When the time-tested bannock recipe was passed from mother to daughter, who could have known it would play a central role in a highly successful restaurant business?
Nearly 20 years later, Micsotan, the Cree word for "eat," still makes fresh bannock and home-cooked meals daily, caters to large crowds, and employs family members and many local young people.
But what truly makes this a stand-out success, beyond the mortgage-free home and lakefront property of the owners, is the restaurant is located on an urban reserve in Saskatchewan.
Utter those two words in Manitoba -- urban reserve -- and you're in for a debate over a little-understood and often maligned economic development concept intended to help First Nations become economically self-sufficient.
Of course there is ignorance out there, with some people thinking "urban reserve" means an "urban ghetto," with its associated poverty. But if economic success stories from across Canada are studied, it is through partnerships between First Nations and municipalities that significant economic progress is achieved, for all parties involved.
Saskatchewan, with 49 urban reserves across the province and many more pending, is the first place to look should Manitoba want to examine urban reserves, their outcomes and their potential.

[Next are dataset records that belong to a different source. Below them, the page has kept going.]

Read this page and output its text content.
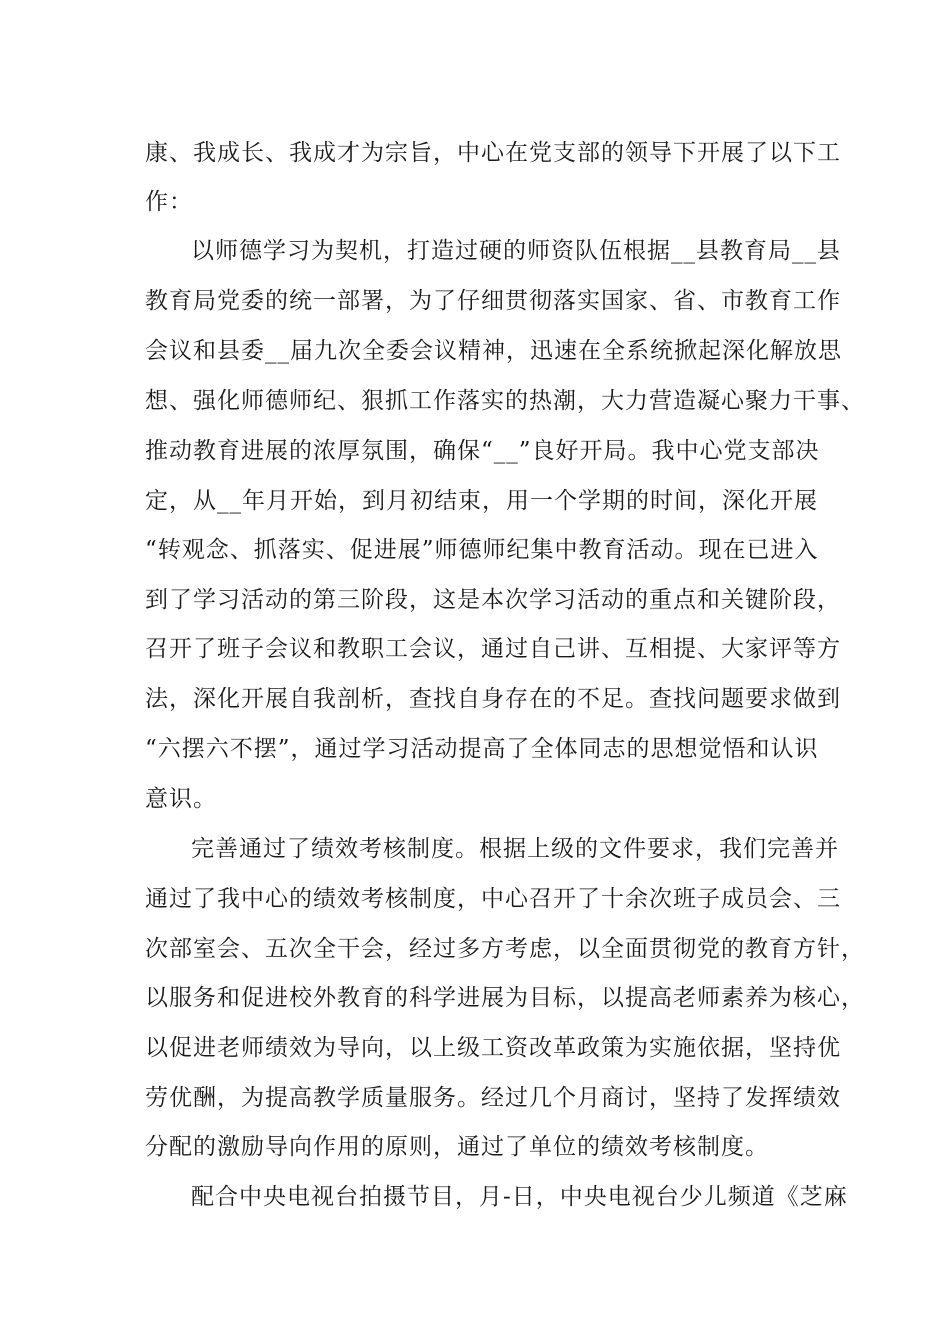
康、我成长、我成才为宗旨，中心在党支部的领导下开展了以下工
作：
以师德学习为契机，打造过硬的师资队伍根据__县教育局__县
教育局党委的统一部署，为了仔细贯彻落实国家、省、市教育工作
会议和县委__届九次全委会议精神，迅速在全系统掀起深化解放思
想、强化师德师纪、狠抓工作落实的热潮，大力营造凝心聚力干事、
推动教育进展的浓厚氛围，确保“__”良好开局。我中心党支部决
定，从__年月开始，到月初结束，用一个学期的时间，深化开展
“转观念、抓落实、促进展”师德师纪集中教育活动。现在已进入
到了学习活动的第三阶段，这是本次学习活动的重点和关键阶段，
召开了班子会议和教职工会议，通过自己讲、互相提、大家评等方
法，深化开展自我剖析，查找自身存在的不足。查找问题要求做到
“六摆六不摆”，通过学习活动提高了全体同志的思想觉悟和认识
意识。
完善通过了绩效考核制度。根据上级的文件要求，我们完善并
通过了我中心的绩效考核制度，中心召开了十余次班子成员会、三
次部室会、五次全干会，经过多方考虑，以全面贯彻党的教育方针，
以服务和促进校外教育的科学进展为目标，以提高老师素养为核心，
以促进老师绩效为导向，以上级工资改革政策为实施依据，坚持优
劳优酬，为提高教学质量服务。经过几个月商讨，坚持了发挥绩效
分配的激励导向作用的原则，通过了单位的绩效考核制度。
配合中央电视台拍摄节目，月-日，中央电视台少儿频道《芝麻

Chief Cliff Tawpisin of Muskeg Lake Cree Nation said the urban reserve established in Saskatoon has generated jobs and wealth for both communities and, importantly, has fostered trust that is a critical component of the ongoing working relationship.
Urban reserves, after all, are not relocated versions of remote and northern communities, but specially designated centres for economic growth within urban communities. Some are as small as a single lot while others can be parcels in the eight- to 14-hectare range.
In these economic zones, opportunities to build real wealth and equity are created, rather than the old-school focus on easy-come, easy-go cash. Importantly, urban reserves also have the potential to create new jobs and business-investment opportunities in previously disregarded or underdeveloped urban areas.
Think of the downtown business improvement zone and the urban reserve concept isn't nearly as intimidating. Or consider China's special economic zones, which were created to speed the transition into a capitalist free-market system. Where these zones exist, economic growth flows.
Paul Ledoux is the CEO of the Muskeg Lake Economic Development branch and has witnessed the benefits first-hand.
"An urban reserve has given our First Nations community the opportunity to develop commercial ventures which helped us enhance our community services and programs through the net profits of our enterprises," he said.
Once thought of as enclaves of unfair advantage, the urban reserves in Regina and Saskatoon are benefiting not only the First Nations communities partnering in development, but also the municipalities and surrounding areas.
Look back as far as 1993, when the 52,000-square -foot McKnight Commercial Centre first opened. It provides a solid example of how jobs can be created during the construction phase, ongoing revenue sources generated through the leasing of space and new skills developed by members of First Nations communities in the property-development and management fields. In turn, partnerships like this deliver economic spinoffs and new income for partnering municipalities.
Educating Manitobans about the potential benefits of urban reserves, for First Nations and cities, is a crucial stage in the process.
"There will always be misconceptions from the general public no matter where an urban reserve is located," said Ledoux. "However, we found that fact-based, open communications helped grow understanding of the importance of urban reserves as an economic and social tool for First Nations communities."
Chief Tawpisin agreed, adding municipalities are key in helping educate the public with ongoing updates to the wards to ensure everyone knows what is going on and why.
In Manitoba, we have a long way to go to build strong municipal-First Nations working relationships, and an even longer way to go to generate wealth in our First Nations communities. While the road to creating urban reserves cannot be expected to be all smooth sailing, this is an opportunity for our province that is ripe for the taking.
If we look to best practices across Canada, we can build upon the success that Saskatchewan is having. If we engage in partnership-building and strong communications, we can create opportunities that transcend identity.
If, like Micsotan, we start with a simple, time-tested recipe, we can move First Nations, one family at a time, from outside the fort to willing, active partners in our intertwined economic futures.
James Wilson is commissioner of the Treaty Relations Commission of Manitoba, a neutral body mandated to encourage discussion, facilitate public understanding and enhance mutual respect between all peoples in Manitoba.